Quantitative Strategist – Equity Execution
Financial Firm
NYC – Downtown
Hybrid, onsite 3 days/ week
150-160K base +bonus
Job Summary:
Large Broker Dealer which supports various types of Algorithmic trading for institutional clients is seeking a Quantitative Strategist to join their team responsible for creating equity execution strategies. In this role you will Research, Design and Test Analytical Models to enhance Algorithmic Trading performance. You will work closely with business stakeholders to conduct rigorous back-testing of proposed trading signals for optimal market liquidity. You will write detailed specifications for new algorithmic features and perform UAT. Your work will support Block Trading, Algorithmic Trading, Program Trading, Dark Pool Execution services and execution analytics, as well as Execution Algorithms like VWAP, TWAP, POV and Pre and Post Trade Analytics. Hybrid role, onsite 3 days per week in Downtown NYC office.
Must have:
PhD or MS in Math or Similar field
Experience creating equity execution algorithms
Python (preferred), R or similar
Role Overview:
As a Quantitative Strategist you will play a key role in optimizing and advancing our equity execution strategies by researching, designing, and testing sophisticated analytical models to enhance algorithmic trading performance. Collaborating closely with business and technology stakeholders, you'll conduct rigorous back-testing of proposed trading signals to ensure they align with company’s mission of providing institutional investors with seamless, high-quality liquidity. Your work will involve writing detailed specifications for new algorithmic features and performing user acceptance testing to ensure the robustness of our solutions. Additionally, you will lead post-production analysis to assess new models and their impact, ensuring that the company’s cutting-edge technology consistently delivers optimal results for our global client base.

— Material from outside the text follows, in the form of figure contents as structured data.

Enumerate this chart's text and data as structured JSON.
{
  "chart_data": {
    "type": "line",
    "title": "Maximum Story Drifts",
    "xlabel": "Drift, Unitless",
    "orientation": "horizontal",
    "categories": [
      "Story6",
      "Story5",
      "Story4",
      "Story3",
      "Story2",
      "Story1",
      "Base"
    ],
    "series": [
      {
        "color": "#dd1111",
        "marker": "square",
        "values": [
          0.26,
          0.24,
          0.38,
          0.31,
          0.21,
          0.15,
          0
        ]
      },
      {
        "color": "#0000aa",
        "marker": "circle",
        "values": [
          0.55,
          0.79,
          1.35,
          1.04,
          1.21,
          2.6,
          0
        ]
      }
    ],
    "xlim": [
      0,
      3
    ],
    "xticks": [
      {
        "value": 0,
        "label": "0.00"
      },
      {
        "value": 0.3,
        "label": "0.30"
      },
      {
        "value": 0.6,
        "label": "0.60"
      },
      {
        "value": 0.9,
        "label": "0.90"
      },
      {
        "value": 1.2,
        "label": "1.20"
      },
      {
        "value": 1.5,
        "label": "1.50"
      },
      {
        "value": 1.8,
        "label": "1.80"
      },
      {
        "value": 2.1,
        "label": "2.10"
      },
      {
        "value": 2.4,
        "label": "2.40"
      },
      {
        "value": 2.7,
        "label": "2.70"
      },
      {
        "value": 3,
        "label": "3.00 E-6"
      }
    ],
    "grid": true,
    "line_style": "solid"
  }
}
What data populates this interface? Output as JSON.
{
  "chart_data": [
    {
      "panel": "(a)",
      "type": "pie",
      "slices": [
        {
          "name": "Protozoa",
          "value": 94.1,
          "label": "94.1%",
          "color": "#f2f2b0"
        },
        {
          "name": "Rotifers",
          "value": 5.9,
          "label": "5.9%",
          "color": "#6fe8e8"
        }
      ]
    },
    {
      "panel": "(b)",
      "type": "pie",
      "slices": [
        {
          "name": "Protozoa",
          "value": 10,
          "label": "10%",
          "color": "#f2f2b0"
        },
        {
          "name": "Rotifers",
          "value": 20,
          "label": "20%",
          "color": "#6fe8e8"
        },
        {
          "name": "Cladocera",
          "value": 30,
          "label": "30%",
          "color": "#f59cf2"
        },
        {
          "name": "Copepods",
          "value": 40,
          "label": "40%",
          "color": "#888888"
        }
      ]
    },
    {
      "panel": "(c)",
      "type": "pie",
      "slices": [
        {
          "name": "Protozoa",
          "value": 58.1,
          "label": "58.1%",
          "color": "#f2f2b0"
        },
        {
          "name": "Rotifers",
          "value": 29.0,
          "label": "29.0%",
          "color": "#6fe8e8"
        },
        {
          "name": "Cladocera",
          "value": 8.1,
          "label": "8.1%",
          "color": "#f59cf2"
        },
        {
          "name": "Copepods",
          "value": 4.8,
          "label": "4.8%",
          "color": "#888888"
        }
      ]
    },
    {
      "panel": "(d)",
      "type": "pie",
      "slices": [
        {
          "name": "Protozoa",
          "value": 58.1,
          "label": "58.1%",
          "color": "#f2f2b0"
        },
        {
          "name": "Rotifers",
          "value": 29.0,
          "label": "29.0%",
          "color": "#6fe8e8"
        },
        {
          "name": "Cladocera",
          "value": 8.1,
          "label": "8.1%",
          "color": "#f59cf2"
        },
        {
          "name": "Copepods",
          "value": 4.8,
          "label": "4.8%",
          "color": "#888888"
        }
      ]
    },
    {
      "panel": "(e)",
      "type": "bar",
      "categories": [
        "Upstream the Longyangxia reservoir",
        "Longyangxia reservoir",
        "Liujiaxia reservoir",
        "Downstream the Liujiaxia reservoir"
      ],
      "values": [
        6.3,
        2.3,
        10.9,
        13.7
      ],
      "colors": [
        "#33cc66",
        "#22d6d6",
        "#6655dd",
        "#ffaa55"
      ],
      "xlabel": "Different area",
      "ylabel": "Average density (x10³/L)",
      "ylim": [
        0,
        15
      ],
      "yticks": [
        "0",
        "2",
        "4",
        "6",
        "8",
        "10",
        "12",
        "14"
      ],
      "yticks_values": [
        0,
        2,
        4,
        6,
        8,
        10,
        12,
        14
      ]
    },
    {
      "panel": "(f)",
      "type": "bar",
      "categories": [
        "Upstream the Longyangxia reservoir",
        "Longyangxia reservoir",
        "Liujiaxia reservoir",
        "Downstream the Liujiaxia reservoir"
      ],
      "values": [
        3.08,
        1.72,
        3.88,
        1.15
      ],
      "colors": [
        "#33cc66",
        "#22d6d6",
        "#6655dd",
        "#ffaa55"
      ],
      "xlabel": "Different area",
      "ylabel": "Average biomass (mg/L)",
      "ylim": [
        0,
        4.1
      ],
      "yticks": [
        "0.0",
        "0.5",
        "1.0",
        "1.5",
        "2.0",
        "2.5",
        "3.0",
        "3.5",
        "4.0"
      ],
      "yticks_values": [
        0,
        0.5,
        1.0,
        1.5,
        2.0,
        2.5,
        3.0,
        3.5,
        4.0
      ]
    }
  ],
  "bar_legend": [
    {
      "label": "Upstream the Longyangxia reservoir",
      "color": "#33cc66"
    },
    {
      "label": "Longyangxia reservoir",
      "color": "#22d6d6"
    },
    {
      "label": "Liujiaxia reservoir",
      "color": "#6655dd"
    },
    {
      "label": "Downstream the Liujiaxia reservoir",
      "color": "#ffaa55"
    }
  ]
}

This hybrid role requires a solid foundation in quantitative analysis, a deep understanding of equity execution algorithms, and proficiency in programming languages such as Python. A passion for innovation and an ability to apply research-driven solutions to real-world trading challenges will make you a strong fit within our collaborative, forward-thinking environment.
Job Duties:
Work independently and with key stakeholders across the EQS business to research, design and test analytical models to improve algo performance.
Conduct back-testing of proposed trading signals and analytics to ensure suitability and performance.
Write specifications of new algorithm features for implementation by the Technology teams.
Perform user acceptance testing of the new models and algorithm features.
Work with others within EQS to produce post-production statistical analysis of new models and comparison versus existing models.
Experience and Competencies:
Essential
Master’s degree or PhD in a technical field such as Mathematics, Computer Science, Statistics, Engineering, Machine Learning, or similar, or equivalent years of relevant experience preferred.
Proficiency in a programming language for numerical analysis: Python (preferred), R or similar.
Experience with machine learning as demonstrated by at least one significant project, which could from school, work, or your own research.
The ability to produce clear, concise and re-runnable analysis.
Extremely detailed and concise
Desired:
Experience with SQL, Git, Jupyter notebooks.
Knowledge of equity trading systems and their architecture.
The FIX messaging protocol.
Able to consider pragmatic solutions to real-world client trading requests.
Willing to work autonomously when required.
Must be interested in participating in new projects and helping other individuals and departments within the company
Knowledge of equity execution algorithms, strategies and equities market micro-structure.